Godard a toujours tout réinventé. Dans Hélas pour moi, il redécouvre la toute-puissance de l’apparence, telle qu’elle était défendue par Pyrrhon et les sceptiques grecs, voici vingt-quatre siècles. Cela pourrait être dit avec du sarcasme dans la voix ; mais parce qu’il est l’homme le plus intelligent qu’on ait eu depuis Valéry, et l’artiste le plus impur que le cinéma ait offert depuis qu’il existe (l’impureté est la première vertu du créateur), son dernier film ne doit être abordé qu’avec le respect et l’enthousiasme dus aux chefs-d’œuvre. Qui d’autre, dans cet univers de pestilence et d’ennui, fait autant vibrer la matière grise ?[...]
Godard fait un film-trope, sur un sujet-trope, et à la manière-trope. Il décrit apparemment l’apparence des choses, ces choses que des êtres apparents perçoivent comme des apparences.[...]
Deux visages ne sont que rarement face-à-face, mais plutôt à angle droit l’un avec l’autre : on ne sait pas si une figure est vraiment elle-même de face ou de profil. Comment choisir ? Il faut écraser la causalité, le tiers exclu et tout le fourbi, pour montrer enfin face et profil en même temps : en sorte que Godard réinvente aussi le cubisme, triomphe de l’apparence.

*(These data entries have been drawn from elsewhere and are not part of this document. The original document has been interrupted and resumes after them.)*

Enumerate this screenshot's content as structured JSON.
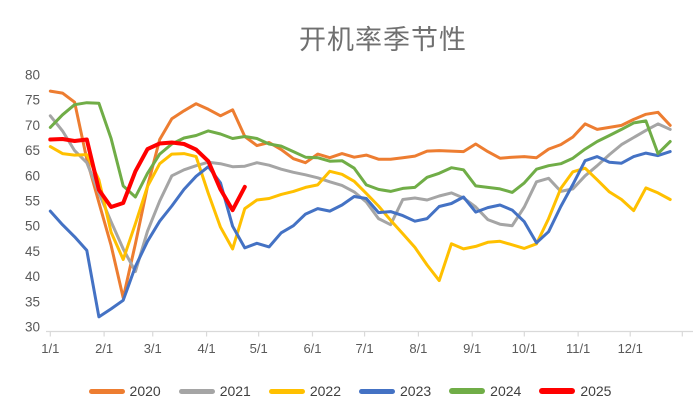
{
  "title": "开机率季节性",
  "colors": {
    "axis_line": "#d9d9d9",
    "tick_text": "#595959",
    "legend_text": "#404040",
    "title_text": "#707070"
  },
  "chart_data": {
    "type": "line",
    "title": "开机率季节性",
    "xlabel": "",
    "ylabel": "",
    "ylim": [
      30,
      80
    ],
    "grid": false,
    "legend_position": "bottom",
    "x_unit": "weekly points, Jan 1 to Dec 31",
    "x_tick_labels": [
      "1/1",
      "2/1",
      "3/1",
      "4/1",
      "5/1",
      "6/1",
      "7/1",
      "8/1",
      "9/1",
      "10/1",
      "11/1",
      "12/1"
    ],
    "x_tick_days": [
      0,
      31,
      59,
      90,
      120,
      151,
      181,
      212,
      243,
      273,
      304,
      334
    ],
    "y_ticks": [
      30,
      35,
      40,
      45,
      50,
      55,
      60,
      65,
      70,
      75,
      80
    ],
    "series": [
      {
        "name": "2020",
        "color": "#ED7D31",
        "width": 3,
        "values": [
          76.8,
          76.4,
          74.6,
          63.3,
          54.7,
          46.2,
          35.8,
          46.5,
          57.9,
          67.2,
          71.3,
          72.9,
          74.3,
          73.2,
          71.9,
          73.1,
          67.8,
          66.0,
          66.6,
          65.2,
          63.4,
          62.6,
          64.3,
          63.6,
          64.4,
          63.7,
          64.1,
          63.3,
          63.3,
          63.6,
          63.9,
          64.9,
          65.0,
          64.9,
          64.8,
          66.3,
          64.8,
          63.5,
          63.7,
          63.8,
          63.6,
          65.3,
          66.2,
          67.7,
          70.3,
          69.2,
          69.6,
          70.0,
          71.2,
          72.2,
          72.6,
          70.0
        ]
      },
      {
        "name": "2021",
        "color": "#A5A5A5",
        "width": 3,
        "values": [
          71.9,
          68.9,
          65.0,
          62.6,
          56.6,
          50.9,
          45.5,
          41.0,
          49.0,
          55.0,
          60.0,
          61.2,
          62.0,
          62.7,
          62.4,
          61.8,
          61.9,
          62.6,
          62.1,
          61.3,
          60.7,
          60.2,
          59.6,
          58.8,
          58.1,
          56.8,
          54.8,
          51.5,
          50.3,
          55.3,
          55.6,
          55.2,
          56.0,
          56.6,
          55.6,
          53.8,
          51.3,
          50.4,
          50.1,
          53.8,
          58.8,
          59.5,
          56.9,
          57.4,
          60.0,
          62.0,
          64.2,
          66.2,
          67.6,
          69.0,
          70.3,
          69.2
        ]
      },
      {
        "name": "2022",
        "color": "#FFC000",
        "width": 3,
        "values": [
          65.8,
          64.4,
          64.1,
          64.2,
          59.2,
          48.8,
          43.4,
          50.5,
          57.9,
          62.4,
          64.3,
          64.4,
          63.8,
          56.5,
          49.8,
          45.5,
          53.5,
          55.2,
          55.5,
          56.3,
          56.9,
          57.7,
          58.2,
          60.9,
          60.3,
          58.9,
          56.5,
          54.0,
          51.2,
          48.5,
          45.8,
          42.3,
          39.2,
          46.5,
          45.5,
          46.0,
          46.8,
          47.0,
          46.3,
          45.6,
          46.5,
          51.5,
          57.5,
          60.8,
          61.5,
          59.2,
          56.8,
          55.3,
          53.1,
          57.6,
          56.6,
          55.3
        ]
      },
      {
        "name": "2023",
        "color": "#4472C4",
        "width": 3,
        "values": [
          53.0,
          50.3,
          47.9,
          45.2,
          32.0,
          33.6,
          35.3,
          42.0,
          47.0,
          51.0,
          54.0,
          57.3,
          59.9,
          61.8,
          58.6,
          50.0,
          45.7,
          46.6,
          45.9,
          48.7,
          50.1,
          52.4,
          53.5,
          53.0,
          54.2,
          55.9,
          55.5,
          52.7,
          52.9,
          52.1,
          51.0,
          51.5,
          53.9,
          54.5,
          55.8,
          52.8,
          53.7,
          54.2,
          53.2,
          50.9,
          46.7,
          48.9,
          53.9,
          58.3,
          63.0,
          63.8,
          62.7,
          62.5,
          63.8,
          64.5,
          64.0,
          64.8
        ]
      },
      {
        "name": "2024",
        "color": "#70AD47",
        "width": 3,
        "values": [
          69.6,
          72.1,
          74.1,
          74.5,
          74.4,
          67.4,
          58.0,
          55.8,
          60.5,
          64.3,
          66.3,
          67.5,
          68.0,
          68.9,
          68.3,
          67.4,
          67.8,
          67.4,
          66.3,
          65.9,
          64.8,
          63.7,
          63.6,
          62.9,
          63.0,
          61.5,
          58.2,
          57.3,
          56.9,
          57.5,
          57.7,
          59.7,
          60.5,
          61.6,
          61.2,
          58.0,
          57.7,
          57.4,
          56.7,
          58.6,
          61.3,
          62.0,
          62.4,
          63.5,
          65.3,
          66.8,
          68.0,
          69.2,
          70.5,
          70.9,
          64.4,
          66.8
        ]
      },
      {
        "name": "2025",
        "color": "#FF0000",
        "width": 4,
        "values": [
          67.2,
          67.3,
          66.9,
          67.2,
          57.2,
          53.8,
          54.6,
          60.9,
          65.3,
          66.4,
          66.6,
          66.3,
          65.2,
          62.9,
          57.3,
          53.2,
          57.8
        ]
      }
    ]
  },
  "legend": {
    "items": [
      {
        "label": "2020",
        "color": "#ED7D31",
        "thick": 5
      },
      {
        "label": "2021",
        "color": "#A5A5A5",
        "thick": 5
      },
      {
        "label": "2022",
        "color": "#FFC000",
        "thick": 5
      },
      {
        "label": "2023",
        "color": "#4472C4",
        "thick": 5
      },
      {
        "label": "2024",
        "color": "#70AD47",
        "thick": 6
      },
      {
        "label": "2025",
        "color": "#FF0000",
        "thick": 6
      }
    ]
  }
}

Certains plans rappellent Van Gogh, d’autres Nicolas de Staël, certaines phrases viennent de Mallarmé ou de Wiesel, mais peut-être bien sont- ce Staël, Mallarmé et Wiesel qui ressemblent à du Godard. En fait, le tout n’est pas de « monter », comme il disait autrefois ; ni de « mixer », comme il a dit ensuite. Le tout est de trouver. Le verbe grec trepein a donné tropos, qui a donné le latin tropus,lequel a donné tropare,qui a donné troubadour et trouvère, et enfin trouver. Seul le troubadour, le poète, trouve. Et Hélas pour moi est sa plus somptueuse trouvaille.